The pair collaborated on His Truth is Marching On: John Lewis and the Power of Hope, which ultimately was a rush job, because the civil rights giant was hoping in 1979 that he may have a few more years to complete the biography. In the end, he had only one year, one with physical pain that Lewis mostly succeeded in keeping secret.
Meacham's writing is thorough in recounting the early years, beginning with Lewis as a shy, serious student who grew up in Troy, a rural segregated Alabama community close to Birmingham. Young John would sermonize to the barnyard chickens, one of the telling anecdotes that Meacham is so skilled at unearthing.
Preaching to farm animals foreshadow the intensity of his religious faith and hope that Lewis would embrace through all of his years. He never officially became a reverend, although he might well have. After all, he started as a student at Nashville's American Baptist Theological Seminary before he began to "get into good trouble" at lunch-counter sit-ins, with the first of his 40-plus arrests, mostly when he was a young adult.

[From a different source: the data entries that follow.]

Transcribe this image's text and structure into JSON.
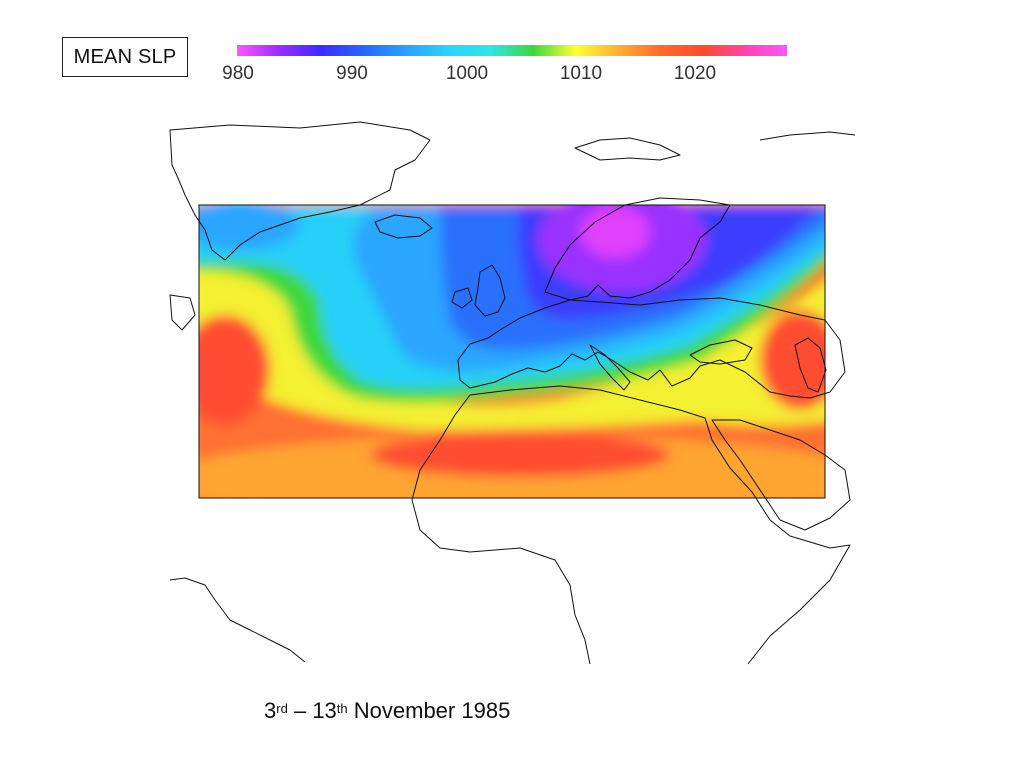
{
  "title": "MEAN SLP",
  "colorbar": {
    "ticks": [
      "980",
      "990",
      "1000",
      "1010",
      "1020"
    ],
    "stops": [
      "#ff55ff",
      "#9a2cff",
      "#3a2cff",
      "#2468ff",
      "#2aa2ff",
      "#2ad4ff",
      "#2ee6e6",
      "#3cd83c",
      "#ffff30",
      "#ffb030",
      "#ff6a2a",
      "#ff4a2a",
      "#ff44aa",
      "#ff55ff"
    ]
  },
  "caption": {
    "day_start": "3",
    "suffix_start": "rd",
    "dash": "–",
    "day_end": "13",
    "suffix_end": "th",
    "month_year": "November 1985"
  },
  "map": {
    "field_colors": {
      "low_core": "#e040ff",
      "low": "#9a30ff",
      "deep_blue": "#3a3cff",
      "blue": "#2a70ff",
      "light_blue": "#2aa6ff",
      "cyan": "#28d0f8",
      "green": "#3cd83c",
      "yellow": "#f4f030",
      "orange": "#ffa530",
      "red_orange": "#ff7030",
      "red": "#ff4e30"
    },
    "coastline_color": "#111111"
  }
}
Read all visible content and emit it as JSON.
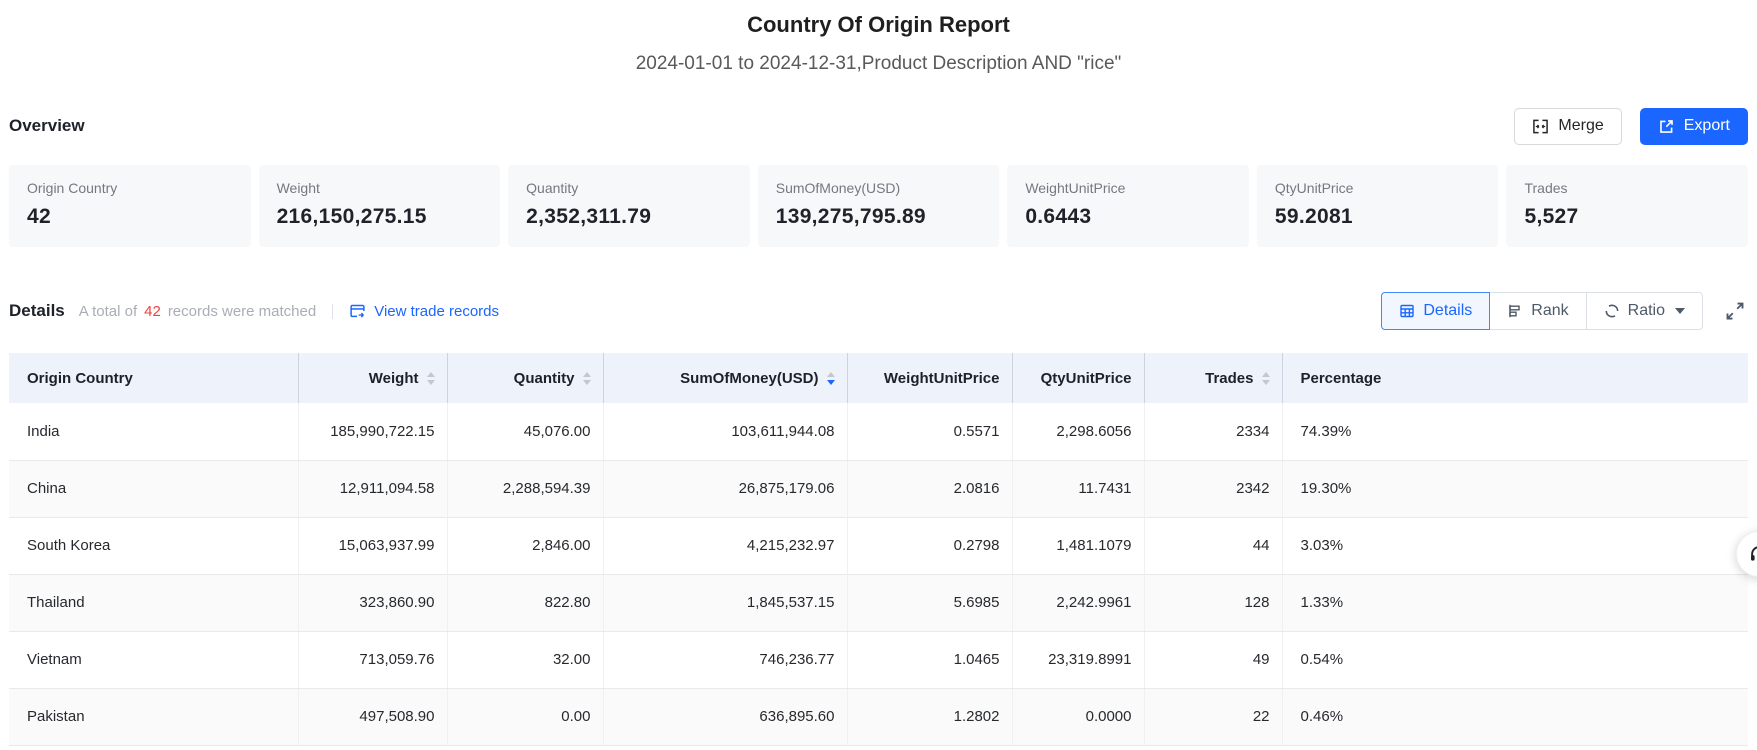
{
  "report": {
    "title": "Country Of Origin Report",
    "subtitle": "2024-01-01 to 2024-12-31,Product Description AND \"rice\""
  },
  "overview": {
    "heading": "Overview",
    "merge_button": "Merge",
    "export_button": "Export",
    "cards": [
      {
        "label": "Origin Country",
        "value": "42"
      },
      {
        "label": "Weight",
        "value": "216,150,275.15"
      },
      {
        "label": "Quantity",
        "value": "2,352,311.79"
      },
      {
        "label": "SumOfMoney(USD)",
        "value": "139,275,795.89"
      },
      {
        "label": "WeightUnitPrice",
        "value": "0.6443"
      },
      {
        "label": "QtyUnitPrice",
        "value": "59.2081"
      },
      {
        "label": "Trades",
        "value": "5,527"
      }
    ]
  },
  "details": {
    "heading": "Details",
    "match_prefix": "A total of",
    "match_count": "42",
    "match_suffix": "records were matched",
    "view_trade_records": "View trade records",
    "view_modes": [
      {
        "label": "Details",
        "icon": "table-grid-icon",
        "active": true,
        "dropdown": false
      },
      {
        "label": "Rank",
        "icon": "rank-icon",
        "active": false,
        "dropdown": false
      },
      {
        "label": "Ratio",
        "icon": "ratio-icon",
        "active": false,
        "dropdown": true
      }
    ]
  },
  "table": {
    "columns": [
      {
        "label": "Origin Country",
        "align": "left",
        "sortable": false,
        "sort": "none"
      },
      {
        "label": "Weight",
        "align": "right",
        "sortable": true,
        "sort": "none"
      },
      {
        "label": "Quantity",
        "align": "right",
        "sortable": true,
        "sort": "none"
      },
      {
        "label": "SumOfMoney(USD)",
        "align": "right",
        "sortable": true,
        "sort": "desc"
      },
      {
        "label": "WeightUnitPrice",
        "align": "right",
        "sortable": false,
        "sort": "none"
      },
      {
        "label": "QtyUnitPrice",
        "align": "right",
        "sortable": false,
        "sort": "none"
      },
      {
        "label": "Trades",
        "align": "right",
        "sortable": true,
        "sort": "none"
      },
      {
        "label": "Percentage",
        "align": "left",
        "sortable": false,
        "sort": "none"
      }
    ],
    "rows": [
      [
        "India",
        "185,990,722.15",
        "45,076.00",
        "103,611,944.08",
        "0.5571",
        "2,298.6056",
        "2334",
        "74.39%"
      ],
      [
        "China",
        "12,911,094.58",
        "2,288,594.39",
        "26,875,179.06",
        "2.0816",
        "11.7431",
        "2342",
        "19.30%"
      ],
      [
        "South Korea",
        "15,063,937.99",
        "2,846.00",
        "4,215,232.97",
        "0.2798",
        "1,481.1079",
        "44",
        "3.03%"
      ],
      [
        "Thailand",
        "323,860.90",
        "822.80",
        "1,845,537.15",
        "5.6985",
        "2,242.9961",
        "128",
        "1.33%"
      ],
      [
        "Vietnam",
        "713,059.76",
        "32.00",
        "746,236.77",
        "1.0465",
        "23,319.8991",
        "49",
        "0.54%"
      ],
      [
        "Pakistan",
        "497,508.90",
        "0.00",
        "636,895.60",
        "1.2802",
        "0.0000",
        "22",
        "0.46%"
      ]
    ]
  },
  "colors": {
    "accent_blue": "#1a66ff",
    "count_red": "#f53f3f",
    "table_header_bg": "#edf2fb"
  }
}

The first third of Meacham's writing focuses closely on the biblical underpinnings and philosophies in the Christian studies of Lewis and his mentor/hero, Martin Luther King Jr. Some readers may impatiently wish to get on with the stories -- the lunch counters, the Freedom Rides, his March on Washington speech, and of course, the Selma beating at the foot of the Pettus Bridge -- but Meacham finds it vital to place the ultimate religiosity of John Lewis at the center of the narrative.
Readers may wish there could have been more details of the post-1960s Lewis as an ongoing voter rights advocate and later, as a congressman for his final 24 years. But His Truth is Marching On offers a bushel-full of essentials, closing with the final words from Lewis himself, pre-planned as an epilogue from one of the American greats of our time.